DSI Holding Co. Inc. in Tennessee, headed by Dr. Jerry Tannenbaum, was the only known suitor.
As of Monday, negotiations were still under way and progress was being made, DSI Executive Vice President Steve Harrison said, just hours before the Adventist board determined the terms of the sale were not advantageous.
Tannenbaum did not return calls seeking comment. City officials were quick to praise the news.

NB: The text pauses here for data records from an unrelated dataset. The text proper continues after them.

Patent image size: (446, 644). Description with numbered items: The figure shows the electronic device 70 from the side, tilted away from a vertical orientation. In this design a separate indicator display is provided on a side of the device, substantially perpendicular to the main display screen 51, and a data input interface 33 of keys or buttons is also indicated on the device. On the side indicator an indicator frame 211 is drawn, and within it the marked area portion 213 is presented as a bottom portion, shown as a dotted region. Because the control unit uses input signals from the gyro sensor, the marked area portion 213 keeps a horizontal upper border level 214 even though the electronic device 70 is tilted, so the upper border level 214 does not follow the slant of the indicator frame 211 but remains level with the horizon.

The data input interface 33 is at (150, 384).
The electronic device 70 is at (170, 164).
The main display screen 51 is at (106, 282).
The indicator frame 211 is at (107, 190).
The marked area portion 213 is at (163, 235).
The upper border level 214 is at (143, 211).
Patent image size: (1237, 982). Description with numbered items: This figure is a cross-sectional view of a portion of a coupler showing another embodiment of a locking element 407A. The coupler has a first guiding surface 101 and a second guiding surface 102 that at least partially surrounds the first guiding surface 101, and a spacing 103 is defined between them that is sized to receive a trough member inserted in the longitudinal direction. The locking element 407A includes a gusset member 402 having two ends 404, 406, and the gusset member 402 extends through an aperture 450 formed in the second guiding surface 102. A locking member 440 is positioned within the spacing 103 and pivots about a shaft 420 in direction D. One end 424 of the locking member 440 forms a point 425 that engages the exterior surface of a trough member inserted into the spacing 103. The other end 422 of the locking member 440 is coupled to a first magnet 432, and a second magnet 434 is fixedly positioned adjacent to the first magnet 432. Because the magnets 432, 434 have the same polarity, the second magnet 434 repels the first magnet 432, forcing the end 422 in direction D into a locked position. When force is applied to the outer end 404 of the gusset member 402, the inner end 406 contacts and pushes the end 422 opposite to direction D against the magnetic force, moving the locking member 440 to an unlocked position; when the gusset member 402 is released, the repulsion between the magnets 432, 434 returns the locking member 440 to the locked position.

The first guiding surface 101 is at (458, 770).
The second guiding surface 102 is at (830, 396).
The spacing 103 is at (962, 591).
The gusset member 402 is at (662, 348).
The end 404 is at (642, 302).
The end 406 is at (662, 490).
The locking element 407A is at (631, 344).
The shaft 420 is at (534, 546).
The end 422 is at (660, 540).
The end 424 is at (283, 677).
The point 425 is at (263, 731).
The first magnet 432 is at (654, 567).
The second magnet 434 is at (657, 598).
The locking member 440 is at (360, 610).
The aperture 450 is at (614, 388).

"We look forward to working with Adventist Health to keep existing medical services and to expand them to further meet community needs," said Assistant City Manager John Pietig.
Pietig and Councilwomen Kinsman and Jane Egly served on a joint city/hospital task force created to ensure the hospital stayed in town.
"I am very proud of our city staff, particularly John Pieti, and Cheryl, who have really pursued this issue," Egly said. "And the good news is that Adventist is staying. We are all thrilled."
Adventist, which bought the medical center in the late 1990s, put it on the market last summer. Hospital administrator Gary Irish said then that the cost of seismic retrofitting the facility, at an estimated $70 million, and the need to attract more patients had prompted the decision to sell after an attempt to relocate was abandoned.
Irish said any deal would probably hinge on Adventist recouping its long-term debt of about $15 million and another $13 million spent on operations.
The hospital's operating budget is about $72 million a year.
"We hope to have a new owner by January of '06," Irish said last July.
City officials said a new owner was preferable to losing the hospital altogether, but not knowing much about the buyer has been unsettling.
A year later, a deal was still pending, and Adventist did a 180.